In both cases (ie when someone leaves a message, or if they hang up beforehand), if the server can identify their caller ID as belonging to someone in your contacts, you'll see the voicemail or the missed call notification as if it came from the person themselves (it's actually Microsoft Exchange on behalf of <the caller>, but it primarily shows as if it came from the person directly).
So in this case, if I hit "reply" to the notification, it will send an email to the person that was identified as the source of the message. Cool, yes.
What's nice, though, is that if I have my Out of Office message set, and someone calls me then either leaves a message or hangs up, when the notification lands in my Inbox and appears "From" them, their email address will be sent the Out of Office message I've set.
As it happens, I have a contact entry for my own mobile number, in my Outlook contacts folder, but set with my Hotmail email address.
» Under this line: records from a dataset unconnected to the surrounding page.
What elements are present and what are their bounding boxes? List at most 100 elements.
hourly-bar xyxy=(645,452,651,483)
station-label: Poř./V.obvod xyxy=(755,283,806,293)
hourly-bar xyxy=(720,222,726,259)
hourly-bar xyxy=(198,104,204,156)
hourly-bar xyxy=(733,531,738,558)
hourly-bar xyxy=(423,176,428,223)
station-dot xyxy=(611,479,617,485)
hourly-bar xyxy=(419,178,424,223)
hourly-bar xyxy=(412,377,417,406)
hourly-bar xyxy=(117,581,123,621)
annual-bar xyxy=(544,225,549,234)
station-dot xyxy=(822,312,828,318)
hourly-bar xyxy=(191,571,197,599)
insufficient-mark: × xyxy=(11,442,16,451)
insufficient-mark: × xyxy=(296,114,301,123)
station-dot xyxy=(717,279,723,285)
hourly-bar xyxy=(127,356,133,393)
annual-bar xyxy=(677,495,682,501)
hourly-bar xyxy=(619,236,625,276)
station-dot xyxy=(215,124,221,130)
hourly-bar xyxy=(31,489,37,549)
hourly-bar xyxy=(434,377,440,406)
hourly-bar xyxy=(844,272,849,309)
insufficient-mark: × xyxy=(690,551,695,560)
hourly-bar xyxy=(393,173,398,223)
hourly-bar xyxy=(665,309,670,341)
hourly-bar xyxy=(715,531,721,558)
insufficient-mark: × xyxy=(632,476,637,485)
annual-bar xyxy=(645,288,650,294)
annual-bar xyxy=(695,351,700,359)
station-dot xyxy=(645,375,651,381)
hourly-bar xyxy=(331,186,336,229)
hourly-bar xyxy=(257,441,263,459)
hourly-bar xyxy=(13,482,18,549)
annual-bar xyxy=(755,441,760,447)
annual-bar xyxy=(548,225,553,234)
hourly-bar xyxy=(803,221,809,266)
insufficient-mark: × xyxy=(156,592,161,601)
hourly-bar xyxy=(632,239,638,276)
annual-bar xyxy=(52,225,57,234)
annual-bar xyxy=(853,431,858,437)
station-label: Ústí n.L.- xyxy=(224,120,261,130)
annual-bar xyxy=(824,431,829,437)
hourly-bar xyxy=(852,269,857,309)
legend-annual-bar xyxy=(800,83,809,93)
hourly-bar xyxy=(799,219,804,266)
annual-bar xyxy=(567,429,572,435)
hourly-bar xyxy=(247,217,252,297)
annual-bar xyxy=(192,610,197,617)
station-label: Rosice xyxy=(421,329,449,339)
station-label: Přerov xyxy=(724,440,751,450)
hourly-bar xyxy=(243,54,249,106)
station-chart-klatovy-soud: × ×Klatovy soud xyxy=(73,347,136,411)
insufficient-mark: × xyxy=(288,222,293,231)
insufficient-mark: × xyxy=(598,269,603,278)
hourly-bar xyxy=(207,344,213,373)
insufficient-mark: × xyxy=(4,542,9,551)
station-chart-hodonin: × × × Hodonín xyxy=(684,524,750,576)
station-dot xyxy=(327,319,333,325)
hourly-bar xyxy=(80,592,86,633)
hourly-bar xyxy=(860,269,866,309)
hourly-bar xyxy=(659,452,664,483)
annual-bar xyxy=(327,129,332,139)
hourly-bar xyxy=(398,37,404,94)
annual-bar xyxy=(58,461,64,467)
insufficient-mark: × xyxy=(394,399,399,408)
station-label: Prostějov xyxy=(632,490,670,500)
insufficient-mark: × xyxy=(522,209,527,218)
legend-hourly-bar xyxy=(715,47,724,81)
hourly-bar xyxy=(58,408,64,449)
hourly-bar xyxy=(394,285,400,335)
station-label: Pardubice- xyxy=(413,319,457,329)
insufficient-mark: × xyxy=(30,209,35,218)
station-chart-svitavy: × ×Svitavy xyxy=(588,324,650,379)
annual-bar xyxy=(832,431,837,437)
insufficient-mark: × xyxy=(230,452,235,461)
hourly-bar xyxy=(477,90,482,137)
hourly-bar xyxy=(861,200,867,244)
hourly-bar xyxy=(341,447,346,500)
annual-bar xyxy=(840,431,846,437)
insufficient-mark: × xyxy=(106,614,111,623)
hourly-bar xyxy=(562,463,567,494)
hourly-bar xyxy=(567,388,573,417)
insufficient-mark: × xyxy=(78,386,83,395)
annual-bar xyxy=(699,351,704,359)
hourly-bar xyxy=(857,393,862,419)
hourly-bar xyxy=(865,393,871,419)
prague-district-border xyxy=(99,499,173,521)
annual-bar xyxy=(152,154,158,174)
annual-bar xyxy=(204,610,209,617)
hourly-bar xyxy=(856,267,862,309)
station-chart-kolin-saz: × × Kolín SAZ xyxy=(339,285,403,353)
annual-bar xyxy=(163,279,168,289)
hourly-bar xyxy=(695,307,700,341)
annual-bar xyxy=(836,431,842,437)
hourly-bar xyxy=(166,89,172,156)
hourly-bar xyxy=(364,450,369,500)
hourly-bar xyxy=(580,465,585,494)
When I call my office extension from the mobile, it identifies the contact as the source of the call, and the return address is the Hotmail one, so the Out of Office message I set on my mailbox will be sent to the Hotmail account, since I had associated the mobile number that called me, with that address.
Neil (who spends a lot of time on the road) said this was one of the most unexpectedly cool parts of Exchange UM - customers who call him up and don't leave a message (but who he's already added to his Outlook contacts), will get the Out of Office message as if they'd sent him email. So the next question they ask him is, "How can I get that for myself??"
Seeing this in reality brings the technology alive in a lot of users' eyes.